Альдона, повернув лицо к стене, уже рыдала, не сдерживаясь. Коза вытирала глаза рукавом халата. Надя, как безумная, повторяла: «Нет, не может быть, нет, это несправедливо, за что?» — и тоже плакала от бессилья и жалости.
5
Я не хочу (лит.).
6
Добрый (лит.).
— Ну! Что тут за плач у стены Израиля! — громко сказал, входя в палату, доктор Ложкин.
— Всем, всем вон, вон пошли отсюда! — но никто не двинулся с места. Да он и не очень настаивал и больше напускал на себя строгий вид. На самом деле был добр и отзывчив. Под нарочитой грубостью пряталась страдающая душа, способная к жалости.
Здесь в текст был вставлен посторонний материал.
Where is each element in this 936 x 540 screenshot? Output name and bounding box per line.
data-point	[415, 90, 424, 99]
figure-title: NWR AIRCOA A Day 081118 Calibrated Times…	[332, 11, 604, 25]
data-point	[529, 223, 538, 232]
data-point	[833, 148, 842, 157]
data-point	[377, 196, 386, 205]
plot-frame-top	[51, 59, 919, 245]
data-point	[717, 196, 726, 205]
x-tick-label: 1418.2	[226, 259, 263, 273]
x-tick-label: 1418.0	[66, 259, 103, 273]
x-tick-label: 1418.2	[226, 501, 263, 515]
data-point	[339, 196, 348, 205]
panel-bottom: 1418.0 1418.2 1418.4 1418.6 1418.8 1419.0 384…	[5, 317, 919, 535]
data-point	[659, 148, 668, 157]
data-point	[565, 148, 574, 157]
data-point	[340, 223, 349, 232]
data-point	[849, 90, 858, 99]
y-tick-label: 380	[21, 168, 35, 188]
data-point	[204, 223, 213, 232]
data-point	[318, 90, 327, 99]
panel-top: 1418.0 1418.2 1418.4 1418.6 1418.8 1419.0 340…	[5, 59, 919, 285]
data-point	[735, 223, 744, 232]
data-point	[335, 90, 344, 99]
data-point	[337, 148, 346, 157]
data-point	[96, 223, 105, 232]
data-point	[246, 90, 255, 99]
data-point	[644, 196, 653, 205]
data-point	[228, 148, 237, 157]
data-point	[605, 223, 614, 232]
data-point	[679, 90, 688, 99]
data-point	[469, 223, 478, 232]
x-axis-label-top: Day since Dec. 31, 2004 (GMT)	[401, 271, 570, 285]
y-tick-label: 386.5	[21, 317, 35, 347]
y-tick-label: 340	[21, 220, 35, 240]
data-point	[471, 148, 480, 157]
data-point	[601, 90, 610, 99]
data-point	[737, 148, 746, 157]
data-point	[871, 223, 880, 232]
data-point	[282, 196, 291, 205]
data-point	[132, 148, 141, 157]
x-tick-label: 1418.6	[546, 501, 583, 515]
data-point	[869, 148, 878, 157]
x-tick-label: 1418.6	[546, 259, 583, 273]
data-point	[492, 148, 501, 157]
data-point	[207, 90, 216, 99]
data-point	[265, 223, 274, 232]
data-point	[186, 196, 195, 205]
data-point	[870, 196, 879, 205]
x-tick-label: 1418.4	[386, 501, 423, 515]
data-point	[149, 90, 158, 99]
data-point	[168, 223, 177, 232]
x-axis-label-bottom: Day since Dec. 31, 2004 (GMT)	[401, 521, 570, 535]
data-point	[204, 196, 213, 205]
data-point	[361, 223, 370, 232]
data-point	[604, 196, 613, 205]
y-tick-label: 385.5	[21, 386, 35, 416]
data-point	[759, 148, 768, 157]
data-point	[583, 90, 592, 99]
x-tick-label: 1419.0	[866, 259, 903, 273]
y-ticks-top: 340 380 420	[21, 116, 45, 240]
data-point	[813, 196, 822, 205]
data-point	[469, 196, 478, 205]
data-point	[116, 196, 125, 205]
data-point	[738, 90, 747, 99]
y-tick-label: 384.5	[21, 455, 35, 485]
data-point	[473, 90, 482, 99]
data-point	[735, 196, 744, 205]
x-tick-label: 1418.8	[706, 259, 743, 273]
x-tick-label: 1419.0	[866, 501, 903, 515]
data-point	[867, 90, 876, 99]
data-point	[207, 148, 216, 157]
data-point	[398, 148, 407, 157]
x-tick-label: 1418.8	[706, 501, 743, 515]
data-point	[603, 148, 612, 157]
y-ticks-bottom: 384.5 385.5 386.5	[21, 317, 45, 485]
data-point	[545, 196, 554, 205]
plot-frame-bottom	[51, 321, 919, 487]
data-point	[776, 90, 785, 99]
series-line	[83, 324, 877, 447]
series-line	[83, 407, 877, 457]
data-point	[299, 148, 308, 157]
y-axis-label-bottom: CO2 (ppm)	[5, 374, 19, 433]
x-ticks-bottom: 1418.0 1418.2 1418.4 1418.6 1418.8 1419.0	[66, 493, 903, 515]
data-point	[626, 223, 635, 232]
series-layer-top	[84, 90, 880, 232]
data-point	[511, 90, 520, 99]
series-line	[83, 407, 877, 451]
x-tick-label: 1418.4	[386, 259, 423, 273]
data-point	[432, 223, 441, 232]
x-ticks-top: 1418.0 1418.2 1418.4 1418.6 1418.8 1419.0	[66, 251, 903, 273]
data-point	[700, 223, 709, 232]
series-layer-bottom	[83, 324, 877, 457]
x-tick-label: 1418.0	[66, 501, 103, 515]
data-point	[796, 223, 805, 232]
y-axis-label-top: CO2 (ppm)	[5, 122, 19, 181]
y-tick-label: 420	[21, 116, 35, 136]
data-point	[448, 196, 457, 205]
Он подошел к Бируте, взял ее прозрачную, как былинка, руку и послушал пульс, потом повернулся к женщинам и крикнул:
— Кому сказано, вон пошли! Все! Finito! — нагнулся и закрыл ей глаза.
Не помня себя от горя, Надя добралась до пекарни, не успевая вытирать рукавицей распухший нос и красные глаза. Почему ей было так жалко именно Бируте? Сколько таких же прекрасных молодых девушек и женщин погибало там от туберкулеза, от производственных травм, от плохого лечения и просто от тоски и безысходности, но ни одна из них не вызывала у Нади такой глубокой печали и скорби. Ей было безумно жаль светлую и кроткую красоту Бируте, ее тоскующие глаза, полные укора и молчаливого страданья, и долго потом слышался голос Бируте: «Человеком надо родиться».
— Да! — задумалась Вольтраут, словно вспоминая что-то далекое из памятного. — Жалость — чувство паскудное, по себе знаю. Его надо уничтожать в себе, бороться с ним, вырывая, как гнилой зуб. Гниль способна отравить жизнь, расшатать нервы, — с ожесточением добавила она.
Надю поразила горячность, совсем не свойственная холодной, рассудительной Вале: «Что это так ее задело? Совсем на нее не похоже». В Надиной семье никогда не обсуждался вопрос, есть Бог или нет, ее учили доброте на примерах старших: жалеть, помогать, сострадать жаждущему, не пройти мимо просящего помощи, будь то птенец воробья или спившийся калека, какие бродили после войны по электричкам.